Today’s sketch, Hugo Strange may have been the harder sketches I have in this challenge. First there’s not much to do with Hugo Strange. Since he first appeared in the 1940s, he’s gone back and forth between generic mad scientist and evil psychiatrist.
When I first came across him, in the eighties, the writers were doing him as one of those cartoon knee-jerk psychiatrists who would show up on talk shows saying how criminals, like the Joker, were just victims of the Bat, while in secret obsessing about Batman and doing lots of evil plots, usually involved brainwashing his patients, as weapons for his cause.
Later on, most notably in Matt Wagner’s wonderful Batman and the Monster Men, he’s brought back to being a standard mad scientist and the one responsible for the aforementioned Monster Men.
So for this, I went more for the mad experimentalist, (a psychiatrists office doesn’t really say evil without another context.) Here he’s doing his very own version of the Ludovico Technique.
Incidentally, in case anybody was wondering if I forgot, second this composition was a mess because I was having trouble fitting both Strange and the “patient” he was administering the eyedrops to into the panel.
James Gordon is really one I hadn’t thought about. In a way, at least visually, he’s one of the easiest ones to do. But when you think about it, he’s also one of the hardest.

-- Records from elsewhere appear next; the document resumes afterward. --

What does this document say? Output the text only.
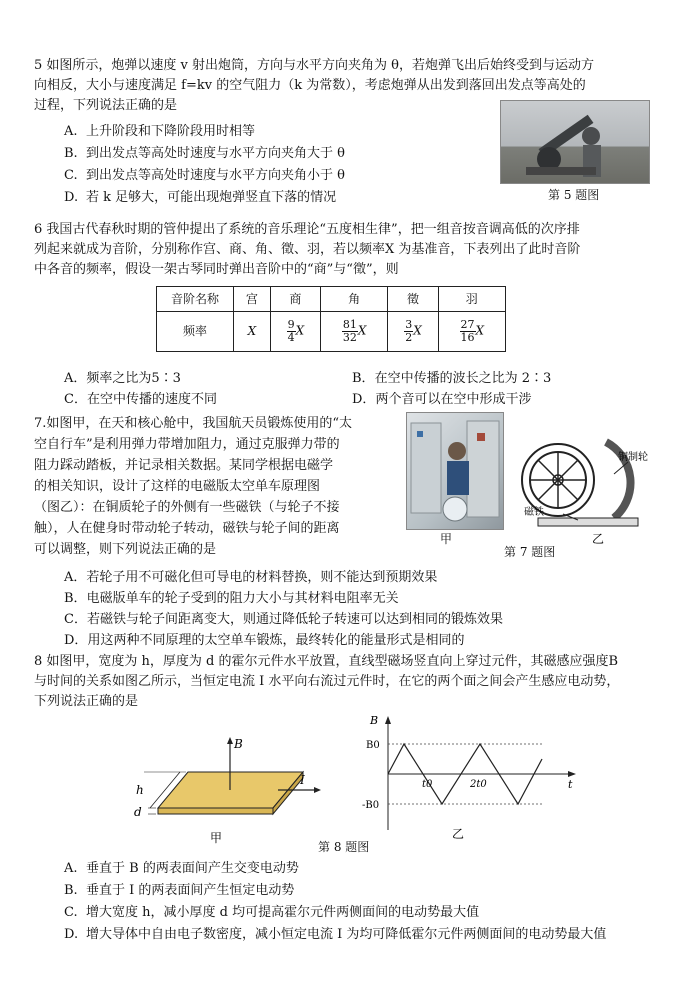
5 如图所示，炮弹以速度 v 射出炮筒，方向与水平方向夹角为 θ，若炮弹飞出后始终受到与运动方
向相反，大小与速度满足 f=kv 的空气阻力（k 为常数），考虑炮弹从出发到落回出发点等高处的
过程，下列说法正确的是
A. 上升阶段和下降阶段用时相等
B. 到出发点等高处时速度与水平方向夹角大于 θ
C. 到出发点等高处时速度与水平方向夹角小于 θ
D. 若 k 足够大，可能出现炮弹竖直下落的情况	第 5 题图
6 我国古代春秋时期的管仲提出了系统的音乐理论“五度相生律”，把一组音按音调高低的次序排
列起来就成为音阶，分别称作宫、商、角、徵、羽，若以频率X 为基准音，下表列出了此时音阶
中各音的频率，假设一架古琴同时弹出音阶中的“商”与“徵”，则
音阶名称	宫	商	角	徵	羽
频率	X	$\frac{9}{4}$ X	$\frac{81}{32}$ X	$\frac{3}{2}$ X	$\frac{27}{16}$ X
A．频率之比为5∶3	B．在空中传播的波长之比为 2∶3
C．在空中传播的速度不同	D．两个音可以在空中形成干涉
7.如图甲，在天和核心舱中，我国航天员锻炼使用的“太
空自行车”是利用弹力带增加阻力，通过克服弹力带的
阻力踩动踏板，并记录相关数据。某同学根据电磁学
的相关知识，设计了这样的电磁版太空单车原理图
（图乙）：在铜质轮子的外侧有一些磁铁（与轮子不接
触），人在健身时带动轮子转动，磁铁与轮子间的距离
可以调整，则下列说法正确的是
甲
铜制轮
磁铁
乙
第 7 题图
A．若轮子用不可磁化但可导电的材料替换，则不能达到预期效果
B．电磁版单车的轮子受到的阻力大小与其材料电阻率无关
C．若磁铁与轮子间距离变大，则通过降低轮子转速可以达到相同的锻炼效果
D．用这两种不同原理的太空单车锻炼，最终转化的能量形式是相同的
8 如图甲，宽度为 h，厚度为 d 的霍尔元件水平放置，直线型磁场竖直向上穿过元件，其磁感应强度B
与时间的关系如图乙所示，当恒定电流 I 水平向右流过元件时，在它的两个面之间会产生感应电动势，
下列说法正确的是
B
I
h
d
甲
B
t
B0
-B0
t0	2t0
乙
第 8 题图
A. 垂直于 B 的两表面间产生交变电动势
B. 垂直于 I 的两表面间产生恒定电动势
C. 增大宽度 h，减小厚度 d 均可提高霍尔元件两侧面间的电动势最大值
D. 增大导体中自由电子数密度，减小恒定电流 I 为均可降低霍尔元件两侧面间的电动势最大值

For the most part, I’m drawn towards Frank Miller’s version from both Dark Knight and Batman: Year One, The one good cop in a dirty and corrupt city.
This works better in comic books then elsewhere… I also watch the Wire.

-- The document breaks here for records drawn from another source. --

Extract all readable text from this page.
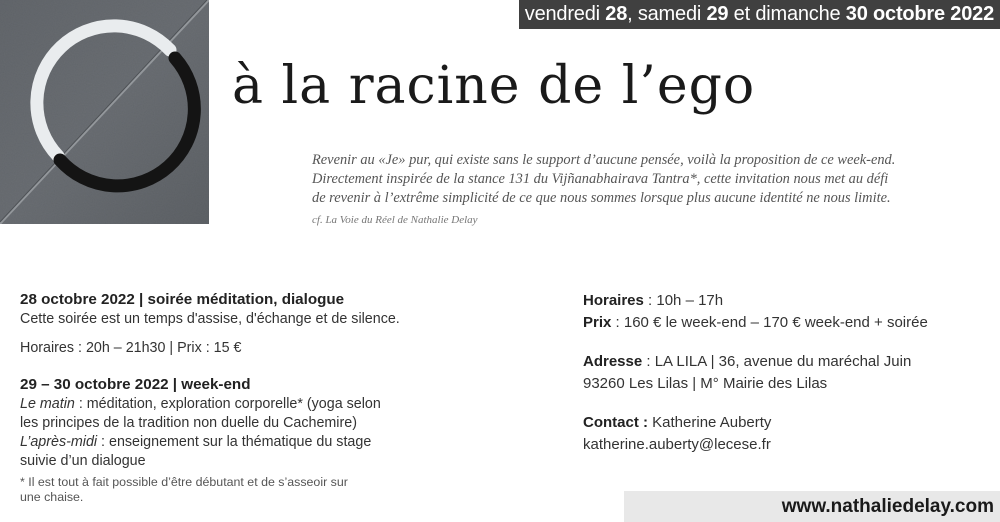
vendredi 28, samedi 29 et dimanche 30 octobre 2022
à la racine de l’ego

Revenir au «Je» pur, qui existe sans le support d’aucune pensée, voilà la proposition de ce week-end.
Directement inspirée de la stance 131 du Vijñanabhairava Tantra*, cette invitation nous met au défi
de revenir à l’extrême simplicité de ce que nous sommes lorsque plus aucune identité ne nous limite.

cf. La Voie du Réel de Nathalie Delay

28 octobre 2022 | soirée méditation, dialogue
Cette soirée est un temps d'assise, d'échange et de silence.
Horaires : 20h – 21h30 | Prix : 15 €
29 – 30 octobre 2022 | week-end
Le matin : méditation, exploration corporelle* (yoga selon
les principes de la tradition non duelle du Cachemire)
L’après-midi : enseignement sur la thématique du stage
suivie d’un dialogue
* Il est tout à fait possible d’être débutant et de s’asseoir sur
une chaise.
Horaires : 10h – 17h
Prix : 160 € le week-end – 170 € week-end + soirée
Adresse : LA LILA | 36, avenue du maréchal Juin
93260 Les Lilas | M° Mairie des Lilas
Contact : Katherine Auberty
katherine.auberty@lecese.fr
www.nathaliedelay.com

A big city like Gotham isn’t a one-horse town for a sheriff to straighten out, and will eat the good cops with the bad.
Perhaps this is why Gordon turns a blind eye to a mysterious vigilante.
As I’ve said in previous posts, I’m always fascinated about what new characters get put in the regular cast and which ones get forgotten almost immediately.

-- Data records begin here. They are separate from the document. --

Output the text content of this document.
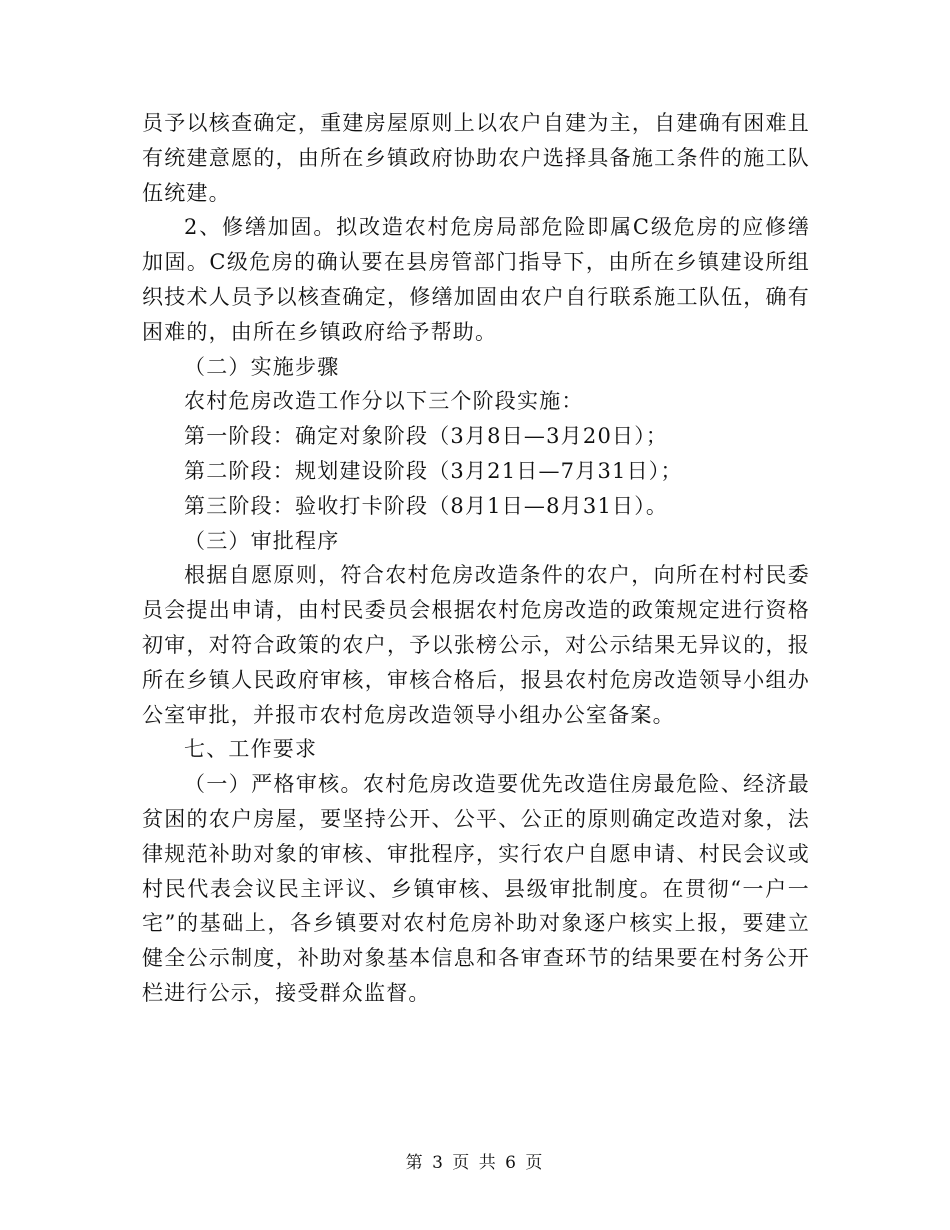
员予以核查确定，重建房屋原则上以农户自建为主，自建确有困难且有统建意愿的，由所在乡镇政府协助农户选择具备施工条件的施工队伍统建。

2、修缮加固。拟改造农村危房局部危险即属C级危房的应修缮加固。C级危房的确认要在县房管部门指导下，由所在乡镇建设所组织技术人员予以核查确定，修缮加固由农户自行联系施工队伍，确有困难的，由所在乡镇政府给予帮助。

（二）实施步骤

农村危房改造工作分以下三个阶段实施：

第一阶段：确定对象阶段（3月8日—3月20日）；

第二阶段：规划建设阶段（3月21日—7月31日）；

第三阶段：验收打卡阶段（8月1日—8月31日）。

（三）审批程序

根据自愿原则，符合农村危房改造条件的农户，向所在村村民委员会提出申请，由村民委员会根据农村危房改造的政策规定进行资格初审，对符合政策的农户，予以张榜公示，对公示结果无异议的，报所在乡镇人民政府审核，审核合格后，报县农村危房改造领导小组办公室审批，并报市农村危房改造领导小组办公室备案。

七、工作要求

（一）严格审核。农村危房改造要优先改造住房最危险、经济最贫困的农户房屋，要坚持公开、公平、公正的原则确定改造对象，法律规范补助对象的审核、审批程序，实行农户自愿申请、村民会议或村民代表会议民主评议、乡镇审核、县级审批制度。在贯彻“一户一宅”的基础上，各乡镇要对农村危房补助对象逐户核实上报，要建立健全公示制度，补助对象基本信息和各审查环节的结果要在村务公开栏进行公示，接受群众监督。

第 3 页 共 6 页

For me, The Ventriloquist was the first “modern” character who was put into the regular Batman rogues gallery.
I really liked the initial concept a quiet nondescript man, who stands slightly in the shadows as he controls a powerful criminal gang through a loud, boisterous, larger than life puppet named Scarface.
Since then a lot of writers have tried to embellish the original concept by making Scarface some supernatural icon or replacing him with an “improved” ventriloquist. but in the process, I think they forget what made the character work in the first place.
I remember when I first read his first appearance in Detective Comics #583 I thought Scarface came off as silly despite his brutality. I didn’t even notice the Ventriloquist until I reread it, and then I thought the concept was brilliant.
So here we are back to basics with Scarface holding council with the ventriloquist standing behind him unseen in the shadows.
I wasn’t completely sure whether Renee Montoya is technically still part of the Bat-franchise since she became the second Question but she started out in it so that’s good enough for me. (Besides the hero side tends to be a bit of a sausagefest, so anything to balance things out the better.)
I don’t have much to add on this one, beyond being annoyed DC mostly dropped her in the New 52 and presumably Rebirth. So I’m bringing her back. She probably has most of the same background as she does in the 52 series. (though maybe some of the sci-fi bits from 52 will be toned down.)
I’m mostly following the Justice League Unlimited version of the question (except for her being Renee and slightly saner.)
I’m seeing her more of an investigator than a vigilante… after all, when you think about it there are no solutions to anything… only questions.